A Feira do Livro de Praga, principal evento do setor na República Tcheca, vai realizar a sua 31ª edição, entre os dias 14 e 17 de maio próximo, com um objetivo específico: reforçar o papel do evento como ponto de articulação do mercado editorial da Europa Central e Oriental. A coordenação da feira tem apostado em um posicionamento mais regional e em formatos que dialogam com as transformações recentes da indústria do livro.
"A edição de 2025 bateu recorde de público, com mais de 60 mil visitantes. Isso demonstra algo bastante simples: existe um verdadeiro interesse por eventos culturais presenciais”, afirmou Guillaume Basset ao Publishing Perspectives. “Mas o que está evoluindo não é apenas a escala, mas também a composição. Observa-se um número maior de visitantes jovens, uma presença mais internacional e um espectro mais amplo de formatos".
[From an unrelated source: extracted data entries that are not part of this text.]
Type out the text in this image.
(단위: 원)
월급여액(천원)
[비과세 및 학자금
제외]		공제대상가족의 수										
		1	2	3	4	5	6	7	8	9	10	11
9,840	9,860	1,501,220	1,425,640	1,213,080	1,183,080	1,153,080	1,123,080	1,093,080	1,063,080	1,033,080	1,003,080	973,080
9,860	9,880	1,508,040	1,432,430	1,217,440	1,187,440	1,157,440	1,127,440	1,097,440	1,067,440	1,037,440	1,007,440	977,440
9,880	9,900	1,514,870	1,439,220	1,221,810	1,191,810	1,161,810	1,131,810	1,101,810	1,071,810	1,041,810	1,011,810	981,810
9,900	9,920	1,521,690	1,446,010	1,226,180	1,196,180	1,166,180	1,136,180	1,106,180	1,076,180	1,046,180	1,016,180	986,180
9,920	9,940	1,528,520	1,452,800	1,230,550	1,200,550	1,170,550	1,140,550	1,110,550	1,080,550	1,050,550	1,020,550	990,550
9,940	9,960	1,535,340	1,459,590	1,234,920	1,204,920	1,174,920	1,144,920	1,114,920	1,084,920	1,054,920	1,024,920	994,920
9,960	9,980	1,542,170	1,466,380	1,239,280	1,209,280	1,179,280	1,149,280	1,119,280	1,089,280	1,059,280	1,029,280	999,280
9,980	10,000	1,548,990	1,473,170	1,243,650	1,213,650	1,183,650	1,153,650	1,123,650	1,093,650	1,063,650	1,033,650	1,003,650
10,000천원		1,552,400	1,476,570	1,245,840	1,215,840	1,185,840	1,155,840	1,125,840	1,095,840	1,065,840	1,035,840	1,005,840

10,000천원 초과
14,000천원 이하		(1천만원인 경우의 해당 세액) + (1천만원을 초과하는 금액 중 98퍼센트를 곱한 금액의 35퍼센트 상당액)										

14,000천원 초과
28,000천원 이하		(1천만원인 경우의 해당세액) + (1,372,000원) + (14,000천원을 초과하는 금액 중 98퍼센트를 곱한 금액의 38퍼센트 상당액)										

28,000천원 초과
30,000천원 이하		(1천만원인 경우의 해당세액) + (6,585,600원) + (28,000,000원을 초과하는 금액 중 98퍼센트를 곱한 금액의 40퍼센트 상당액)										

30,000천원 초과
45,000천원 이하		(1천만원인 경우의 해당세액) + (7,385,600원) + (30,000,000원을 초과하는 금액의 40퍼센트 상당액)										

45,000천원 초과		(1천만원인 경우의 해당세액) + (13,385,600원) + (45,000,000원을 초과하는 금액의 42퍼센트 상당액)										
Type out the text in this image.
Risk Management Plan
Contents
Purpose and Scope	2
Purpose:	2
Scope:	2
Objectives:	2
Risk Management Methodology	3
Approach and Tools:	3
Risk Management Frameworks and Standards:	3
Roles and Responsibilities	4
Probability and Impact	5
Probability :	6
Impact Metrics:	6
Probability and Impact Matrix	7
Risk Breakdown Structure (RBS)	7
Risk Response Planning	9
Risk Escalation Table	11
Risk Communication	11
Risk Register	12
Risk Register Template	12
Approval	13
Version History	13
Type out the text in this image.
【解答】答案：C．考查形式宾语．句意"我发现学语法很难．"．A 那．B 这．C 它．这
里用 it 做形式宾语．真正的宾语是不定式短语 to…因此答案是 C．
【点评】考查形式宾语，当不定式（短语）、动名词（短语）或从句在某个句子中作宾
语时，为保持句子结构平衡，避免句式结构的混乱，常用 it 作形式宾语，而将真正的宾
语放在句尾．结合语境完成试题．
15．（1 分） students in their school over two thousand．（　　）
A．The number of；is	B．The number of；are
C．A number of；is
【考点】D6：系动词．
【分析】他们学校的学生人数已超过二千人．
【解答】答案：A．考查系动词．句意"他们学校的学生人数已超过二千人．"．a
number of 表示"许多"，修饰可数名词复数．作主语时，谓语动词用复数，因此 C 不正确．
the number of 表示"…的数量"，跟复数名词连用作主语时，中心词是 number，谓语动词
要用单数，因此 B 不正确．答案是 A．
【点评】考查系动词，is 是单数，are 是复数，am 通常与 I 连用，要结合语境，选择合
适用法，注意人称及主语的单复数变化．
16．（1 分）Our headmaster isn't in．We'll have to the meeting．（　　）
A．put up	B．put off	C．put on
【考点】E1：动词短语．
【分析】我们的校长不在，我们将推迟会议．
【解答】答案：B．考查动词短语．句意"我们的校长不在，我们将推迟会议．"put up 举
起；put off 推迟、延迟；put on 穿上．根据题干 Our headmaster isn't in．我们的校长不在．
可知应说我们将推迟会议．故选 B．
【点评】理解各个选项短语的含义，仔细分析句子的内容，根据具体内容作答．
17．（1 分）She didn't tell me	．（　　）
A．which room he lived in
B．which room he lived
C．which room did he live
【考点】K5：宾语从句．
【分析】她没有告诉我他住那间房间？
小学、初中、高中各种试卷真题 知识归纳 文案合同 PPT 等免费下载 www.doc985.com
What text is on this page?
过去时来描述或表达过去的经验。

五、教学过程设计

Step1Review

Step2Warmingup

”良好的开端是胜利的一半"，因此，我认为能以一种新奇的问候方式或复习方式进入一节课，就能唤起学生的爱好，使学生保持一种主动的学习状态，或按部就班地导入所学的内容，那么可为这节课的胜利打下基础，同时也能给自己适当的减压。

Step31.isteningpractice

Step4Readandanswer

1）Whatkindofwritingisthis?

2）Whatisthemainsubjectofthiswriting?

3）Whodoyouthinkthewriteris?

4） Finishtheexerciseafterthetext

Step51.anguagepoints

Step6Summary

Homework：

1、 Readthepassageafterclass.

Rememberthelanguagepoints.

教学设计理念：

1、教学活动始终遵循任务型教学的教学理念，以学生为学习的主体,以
Para Basset, a ambição para 2026 não é crescer em volume, mas em precisão. “Primeiro, reforçar a dimensão internacional de forma concreta, melhorando as condições para a troca de direitos e encontros profissionais, particularmente entre a Europa Ocidental e Oriental. Segundo, continuar a abrir o programa a formatos que vão além da literatura tradicional”, disse, em entrevista ao Jaroslaw Adamowski.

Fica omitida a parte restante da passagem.